To comprehensively evaluate and formulate a national security strategy, we must first accurately grasp the overall characteristics of the current national security environment. Concretely, it roughly includes the following three points:
The first is the coexistence of “internal worries” and “foreign troubles.” Under the conditions of comprehensive opening to the outside world and in the era of globalization, informatization, and network-ization, the internal and external factors that affect national security frequently intersect, and have interlinked consequences. [A]s a rapidly developing socialist country, China faces a twofold challenge: on the one hand, “foreign troubles” are increasing and becoming more complex. [O]n the other hand, there are still “internal worries” that affect the overall landscape of domestic reform, development and stability. [T]he focus of national security work is still internal.
Second, the “internal content” of national security is becoming increasingly complex while its “external implications” are becoming broader. The increasing complexity of its “internal content” refers to the reality that while the “subject” of national security remains basically unchanged—that is, the sovereignty of the state and its central government as a whole—the “objects” of national security are growing more numerous, which include [both] Chinese and foreign legal entities and individuals within our border, as well as Chinese and foreign legal entities and individuals outside of our border. As Chinese enterprises and citizens “go out” with great strides, the boundaries of China’s national security extend further outward. Maintaining and expanding “overseas interests” has gradually become a major task for China’s national security. Broader “external implications” refer to the reality that the domain of national security is increasing and expanding.
The third is the coexistence of traditional and nontraditional security. [T]raditional security is still important, but nontraditional security is more complex. Traditional security pressures such as maintaining political and social stability, consolidating the security of our sovereign power, and safeguarding national unity and territorial integrity remain unabated, while nontraditional security pressures such as terrorism, cybersecurity, and climate change have increased. Take for example the Turkestan Islamic Party’s terrorist attack on Tiananmen Square in Beijing, as well as the [extent of] the United States’ network penetration into China that was exposed by former NSA employee Edward Snowden, and so forth.4
Next, it is necessary to distinguish the opportunities and challenges facing [our] national security. In particular, [it is necessary] to clarify how to rank and prioritize different national security threats.
Concretely, there are two opportunities that China's national security [system] can exploit:
First, China's comprehensive strength is continuously increasing. The socialist political and economic system with Chinese characteristics is maturing and possesses great advantages. The new central leadership with Xi Jinping as General Secretary are coordinating internal and external affairs, striving for excellence as they perfect their governance, [keeping] a global perspective, and acting proactively.
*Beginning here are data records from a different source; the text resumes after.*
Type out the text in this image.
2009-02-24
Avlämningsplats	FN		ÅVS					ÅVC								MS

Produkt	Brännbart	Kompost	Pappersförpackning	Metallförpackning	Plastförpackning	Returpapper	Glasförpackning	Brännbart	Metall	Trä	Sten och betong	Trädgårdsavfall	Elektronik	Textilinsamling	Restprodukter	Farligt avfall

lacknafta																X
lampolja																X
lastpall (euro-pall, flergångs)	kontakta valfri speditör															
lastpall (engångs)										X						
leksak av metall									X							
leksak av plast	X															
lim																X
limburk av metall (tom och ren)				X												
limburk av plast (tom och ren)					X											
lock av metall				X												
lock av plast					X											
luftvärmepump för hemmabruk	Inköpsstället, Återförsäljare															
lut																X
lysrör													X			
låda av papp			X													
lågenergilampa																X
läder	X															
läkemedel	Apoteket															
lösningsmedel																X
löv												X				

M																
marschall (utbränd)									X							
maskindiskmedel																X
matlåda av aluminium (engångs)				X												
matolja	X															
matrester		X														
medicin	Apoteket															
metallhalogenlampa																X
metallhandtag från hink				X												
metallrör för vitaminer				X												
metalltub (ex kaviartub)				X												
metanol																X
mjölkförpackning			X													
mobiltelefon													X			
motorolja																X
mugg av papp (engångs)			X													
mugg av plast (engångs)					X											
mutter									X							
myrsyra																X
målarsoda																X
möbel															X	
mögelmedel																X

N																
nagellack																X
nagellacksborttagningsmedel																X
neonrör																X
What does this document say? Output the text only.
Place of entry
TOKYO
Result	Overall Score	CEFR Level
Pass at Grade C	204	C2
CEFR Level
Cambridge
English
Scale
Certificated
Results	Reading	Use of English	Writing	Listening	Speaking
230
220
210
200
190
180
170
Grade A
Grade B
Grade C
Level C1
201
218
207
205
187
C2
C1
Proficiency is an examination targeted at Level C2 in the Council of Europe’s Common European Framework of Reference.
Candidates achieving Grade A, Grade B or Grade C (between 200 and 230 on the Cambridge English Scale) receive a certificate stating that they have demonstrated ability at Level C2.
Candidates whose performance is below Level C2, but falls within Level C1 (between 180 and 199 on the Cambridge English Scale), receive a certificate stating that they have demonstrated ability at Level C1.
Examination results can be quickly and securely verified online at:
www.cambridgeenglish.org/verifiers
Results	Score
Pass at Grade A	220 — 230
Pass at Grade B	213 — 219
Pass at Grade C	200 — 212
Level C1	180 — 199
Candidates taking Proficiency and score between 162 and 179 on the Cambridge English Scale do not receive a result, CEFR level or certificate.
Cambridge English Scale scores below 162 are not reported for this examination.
Second, globalization and multi-polarization are difficult to reverse. When comparing [strengths and weaknesses of] the world powers, the dynamic of “rise of the new and fall of the old” is beneficial to China.
The challenges facing China’s national security are roughly encompassed in the following five points:
First, social contradictions accumulated during the domestic transition period. [V]arious kinds of mass incidents occur frequently.5 [E]xternal hostile forces have taken advantage of [these incidents] to meddle [inside China], making it more difficult to maintain social harmony and stability and consolidate and promote reform.
Second, separatist forces such as the Taiwan independence movement,” "the Tibetan independence movement,” and "the East Turkestan independence movement" are agitated to stir up troubles, and [they are being] supported and exploited by anti-Chinese forces abroad. The task of countering separatism, terrorism, and religious extremism is daunting.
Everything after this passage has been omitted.